Celebrating Antigua and Barbuda Independence DayNov 01, 2020 08:00AM ● By Oga Africa
Happy Independence Day, Antigua and Barbuda! On this day, November 1st of 1981, the Caribbean country gained independence from the British. Let’s take a journey inside the rich culture, African history and cuisine of the islands.
Antigua is made up of three islands: Antigua, Barbuda and Redonda. Redonda is uninhabited. The capital of the country is located in Antigua, and called St. John’s. 87% of the population is of African descent, 4.7% are mixed, 2.7% are Hispanic, 1.6% are White, other is 2.7% and .9% is unspecified. Its tourism industry and offshore financial services have allowed the country to develop into one of the Caribbean’s most flourishing countries. In 2018, the population was recorded at 96,290. English is the official language of the country. Antigua and Barbuda Creole is also widely spoken on the islands.
The prime minister of Antigua and Barbuda, Gaston Alphonso Browne, has been in office since 2014.
(Prime Minister Gaston Browne)
Dishes of the country include Fungee or cornmeal, the national dish, often served with okra dumplings, seafood, Ducana or grated sweet potato steamed in a banana leaf with coconut, spices and sugar, Johnny Cakes or a doughnut, Roti or patties filled with beef, chicken or curried potatoes, Pepperpot or hearty vegetable stew and more.
(Ducana with Saltfish and Spinach)
Present day Antigua and Barbuda was originally inhabited by the Arawak and Carib groups. In 1493, Christopher Columbus landed on Antigua and claimed it as Spain’s territory. By 1632, English colonizers from St. Kitts took over. Barbuda was colonized by the English in 1678, with plans for it to become a slave breeding colony. However, the enslaved Africans who arrived on the islands managed to create and reside in their own communities.
Throughout the region, enslaved Africans were brutalized and abused so Europeans could build an economy off of free labor, and the world could enjoy sugar. Almost a million slaves worked sugar plantations in Antigua. At the time, European sugar sellers were the wealthiest profiteers in the world.
Prince Klaas, also known as Court or Kwaku Takyi, was an enslaved African from Ghana who was known for his bravery and gruesome execution. He was captured in Ghana in 1704 at 10 years-old during the Eguafo Civil War and taken to Antigua. In 1728, Kwaku began planning an elaborate uprising on the island, with the aim to establish himself as the King of the land. He recruited 87 fellow enslaved Africans to map out this 1736 revolution. However, growing impatience and impulsive outbursts from the enslaved alerted colonizers of an impending uprising, and after torturing slaves to extract information on the planning, Kwaku and his accomplices were captured.

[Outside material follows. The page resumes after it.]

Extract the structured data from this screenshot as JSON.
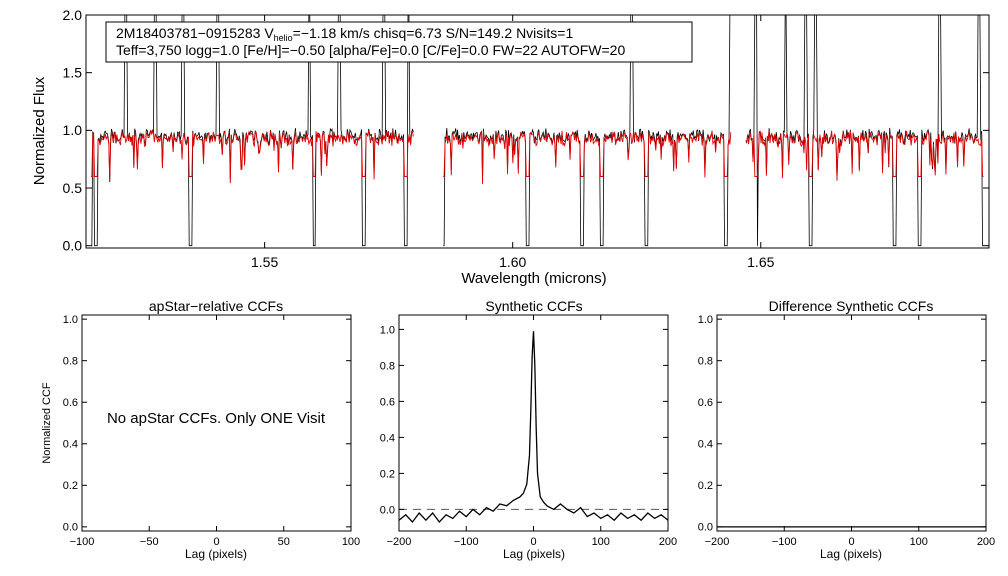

He and 89 other enslaved Africans were killed. Kwaku and five other leaders were murdered by severe lashing and then ‘breaking of the wheel,’ which includes tying a human being to a wheel, turning them in a circular motion and crushing their body, starting from their fingers and toes. Six of the brave men were starved to death while being hanged on iron and the other 77 were burned to death.
These public killings were meant to scare the other enslaved Africans from planning revolts, but were unsuccessful. As slavery was especially brutal in Antigua and the Caribbean, Kwaku’s resistance, and countless other slave revolts in the Caribbean and Americas, are testaments to the bravery of Black people in the diaspora, even under the most gruesome circumstances, from the slave era to the Black Lives Matter Movement. His legacy lives on.